I hope you are enjoying your summer! Those of you who have called or come into the office have met Alice Adams, our new assistant, who is staffing our never-dull front office area. Alice joins our family and immigration attorney, Anne Leete; our estate planning Client Services Director, Karissa Baker; our Funding Coordinator, Bari Vallas; and me, along with whoever’s children happen to be running around that day.

We also had a summer intern from Columbia (the school not the country), who managed to make it into the office before noon several times over the course of his tenure with us. After he left, we found his checkbook on his desk, so we are planning to shut down the office for a few days and take a much-needed vacation on Tommy the Intern.

Ok, we probably will just mail it to him.

My family and I did get to take our first *real* vacation together (not funded by Tommy). We had a California extravaganza–Disneyland, Legoland, San Diego Zoo and Wild Animal Park. It was fantastic!

As you know, there are a lot of small businesses here on Maui, and we’ve been getting questions about why business owners would put their business in a trust. Read on…

Estate Planning and Business Succession
What do businesses and people have in common? Business entities, like people, have their own legal existence. That just means that business entities can enter contracts, buy and sell goods, sue and be sued, and do just about anything else that a person can do.

The similarities end, however, when the discussion turns to continuity. A business entity, unlike a person, can exist perpetually. Sure, businesses can be wound up and their existence terminated, but they can and often do outlive their founders–at least, that’s the hope of many business owners.

The Living Trust Solution
Without a plan in place for what will happen in the event of death, all assets owned by individuals, whether businesses, cash, stocks, or real estate, may become subject to the court system. In the case of assets like cash, being subjected to probate simply means that attorney fees will eat up part of the estate.

In the case of a business, the probate process can very well mean a total loss. That’s because probate takes a long time, and if there is no succession plan in place, then a business may not be able to operate lawfully and may have to be wound up.

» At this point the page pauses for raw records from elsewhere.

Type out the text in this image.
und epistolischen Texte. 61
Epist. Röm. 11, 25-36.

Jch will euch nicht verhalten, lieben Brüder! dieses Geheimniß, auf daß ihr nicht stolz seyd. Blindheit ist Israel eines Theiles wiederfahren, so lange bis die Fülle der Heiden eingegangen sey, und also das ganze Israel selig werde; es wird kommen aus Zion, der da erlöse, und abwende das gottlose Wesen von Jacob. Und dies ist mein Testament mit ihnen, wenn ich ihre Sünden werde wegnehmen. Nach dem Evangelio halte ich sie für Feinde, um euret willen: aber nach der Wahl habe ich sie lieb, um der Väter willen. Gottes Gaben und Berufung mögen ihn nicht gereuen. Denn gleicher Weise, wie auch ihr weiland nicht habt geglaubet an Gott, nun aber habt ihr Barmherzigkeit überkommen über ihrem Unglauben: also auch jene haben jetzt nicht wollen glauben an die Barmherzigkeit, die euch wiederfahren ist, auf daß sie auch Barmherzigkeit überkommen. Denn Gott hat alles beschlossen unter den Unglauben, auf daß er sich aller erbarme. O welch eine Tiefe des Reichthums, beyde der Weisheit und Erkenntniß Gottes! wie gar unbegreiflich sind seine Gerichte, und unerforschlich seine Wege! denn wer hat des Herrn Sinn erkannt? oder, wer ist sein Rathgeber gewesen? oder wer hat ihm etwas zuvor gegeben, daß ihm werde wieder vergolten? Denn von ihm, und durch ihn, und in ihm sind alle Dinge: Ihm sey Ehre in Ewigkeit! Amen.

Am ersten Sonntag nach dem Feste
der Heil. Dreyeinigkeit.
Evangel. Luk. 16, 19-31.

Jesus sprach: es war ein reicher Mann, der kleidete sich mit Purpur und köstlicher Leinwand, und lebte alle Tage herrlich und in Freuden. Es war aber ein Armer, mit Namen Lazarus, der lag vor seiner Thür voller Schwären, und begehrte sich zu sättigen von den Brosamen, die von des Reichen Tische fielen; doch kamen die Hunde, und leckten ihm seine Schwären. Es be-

It goes without saying that if you own a profitable business, you want to pass it along to those who matter most in your life. A living trust is a great mechanism for people–business owners and non-business owners alike–to pass on their assets without involving the court system, at a significant cost savings, and with a high degree of privacy.

In the case of business owners, there are some specific benefits to using a living trust:
-The ability to pass ownership of your business without the need for court involvement, so that operations never skip a beat.
-The ability to specify a succession plan in accordance with your business’s governing documents (e.g. operating agreement or partnership agreement).

Tailoring living trusts is a big part of our legal practice. We are here to serve your needs and provide a customized solution to your estate and succession planning needs, so that you never have to worry about what will happen to your loved ones, your assets, or your business in a worst case scenario.